Columbus Day Wars

Queen Ysabel loved dreamers. She wouldn’t sponsor quacks, but as long as the dreamer had a chance to succeed, she wanted to dream with him. Thus, when in 1487 a Genoese navigator named Cristóbal Colón approached her looking for finance for a western passage to Asia, she was intrigued.

She put him off for five years—the war against the Emirate of Granada took precedent—but finally went against the advice of her councilors and financed his dream. The Genoese navigator, now dubbed Admiral of the Ocean Sea, went West looking for Asia and found a New World.

The Columbus Wars

Barring a very unforeseen event, such as the sudden arrival of SMOD, tomorrow will mark the 525th anniversary of Columbus’ arrival in the Americas. As long as I remember—ever since I was a boy in Communist Cuba, come to think of it—the first two weeks in October is the time where leftist columnists rail against Western imperialism, capitalism, and crossing the Atlantic Ocean in two caravels and a cog.

The anti-Columbus campaign was started by the Soviet Union as part of its Third World influence operations, but Western intellectuals adopted it as its own. So now every October we get to read about the evils of Imperialism, colonialism, slavery, and ‘genocide’, whatever that last one means. Columbus Day has become an excuse for Western bashing.

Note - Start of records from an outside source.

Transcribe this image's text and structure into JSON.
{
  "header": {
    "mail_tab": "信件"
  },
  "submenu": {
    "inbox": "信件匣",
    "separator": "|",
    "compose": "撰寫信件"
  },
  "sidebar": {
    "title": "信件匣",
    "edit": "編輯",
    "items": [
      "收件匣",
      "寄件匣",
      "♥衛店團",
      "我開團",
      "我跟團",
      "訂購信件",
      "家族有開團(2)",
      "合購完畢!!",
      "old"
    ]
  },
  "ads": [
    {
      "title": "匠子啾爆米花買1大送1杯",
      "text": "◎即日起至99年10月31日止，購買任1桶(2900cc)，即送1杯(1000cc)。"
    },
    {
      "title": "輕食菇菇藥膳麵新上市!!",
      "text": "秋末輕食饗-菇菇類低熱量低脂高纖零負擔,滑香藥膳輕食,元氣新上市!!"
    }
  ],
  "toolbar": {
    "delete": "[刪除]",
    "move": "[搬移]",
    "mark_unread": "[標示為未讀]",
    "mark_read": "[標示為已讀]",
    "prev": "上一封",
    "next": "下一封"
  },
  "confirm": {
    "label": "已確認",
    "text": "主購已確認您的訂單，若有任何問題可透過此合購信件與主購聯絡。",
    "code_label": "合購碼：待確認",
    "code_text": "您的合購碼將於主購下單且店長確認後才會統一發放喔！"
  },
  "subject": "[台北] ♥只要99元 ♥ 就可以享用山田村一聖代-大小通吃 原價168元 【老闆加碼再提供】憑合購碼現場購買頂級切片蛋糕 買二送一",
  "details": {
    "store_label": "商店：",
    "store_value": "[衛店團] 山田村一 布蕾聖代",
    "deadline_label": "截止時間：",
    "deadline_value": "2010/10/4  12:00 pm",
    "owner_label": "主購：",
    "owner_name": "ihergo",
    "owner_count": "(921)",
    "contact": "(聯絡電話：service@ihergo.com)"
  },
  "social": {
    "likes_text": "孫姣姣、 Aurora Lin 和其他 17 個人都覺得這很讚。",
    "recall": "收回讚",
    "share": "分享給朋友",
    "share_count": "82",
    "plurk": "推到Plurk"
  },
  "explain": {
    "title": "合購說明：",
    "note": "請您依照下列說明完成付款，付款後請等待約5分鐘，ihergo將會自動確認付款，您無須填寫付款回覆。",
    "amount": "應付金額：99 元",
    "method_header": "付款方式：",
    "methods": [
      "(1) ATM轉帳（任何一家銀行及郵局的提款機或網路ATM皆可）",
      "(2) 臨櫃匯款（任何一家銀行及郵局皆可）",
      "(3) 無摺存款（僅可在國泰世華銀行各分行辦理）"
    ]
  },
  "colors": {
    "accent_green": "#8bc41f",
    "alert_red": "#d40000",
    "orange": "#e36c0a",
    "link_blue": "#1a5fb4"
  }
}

Historical Ignorance, a-Historical Dishonesty

The campaign relies on breathtaking historical dishonesty. Promoters of the anti-Columbus story line present ‘facts’ without historical or human context. For example, the deaths from disease are called genocide, when the European conquerors (and later settlers) did not understand how infectious disease propagated! Furthermore, the massive loss of Indian life was a blow to the conquerors’ ambitions. They wanted the Indians alive and healthy—so they could exploit them. You cannot become the ruling class of a conquered society when everyone below your rank dies.

Similarly, the accusation of systemic racism is wide off the mark. From reading the documents left behind by the conquerors, I can report that they were indeed racist—against African blacks. But they saw themselves in a rough racial equality with the Indians they conquered, reporting that they were ‘a fine race’, ‘very pleasing to see’, ‘peaceful and polite’, though sadly lacking much of a sense of humor. (I notice in passing that a good sense of humor is often in conflict with politeness). The Admiral himself sang the praises of the Indians to the Queen, mentioning that, once converted, they would make a fine addition to the peoples of her realm. But all these readily available facts—I got them from mainstream historical books and electronic copies of documents—do not fit the preconceived narrative of the anti-Columbus iconoclasts.

As for Columbus himself, he was a great navigator, a poor leader, with many faults great and small. I’ll be happy to discuss the man, since he’s fascinating, but the Columbus wars are not really about him. When iconoclasts attack his memory, or indeed his statues, they are attacking our whole civilization with half-truths and lies; and those calumnies should not stand.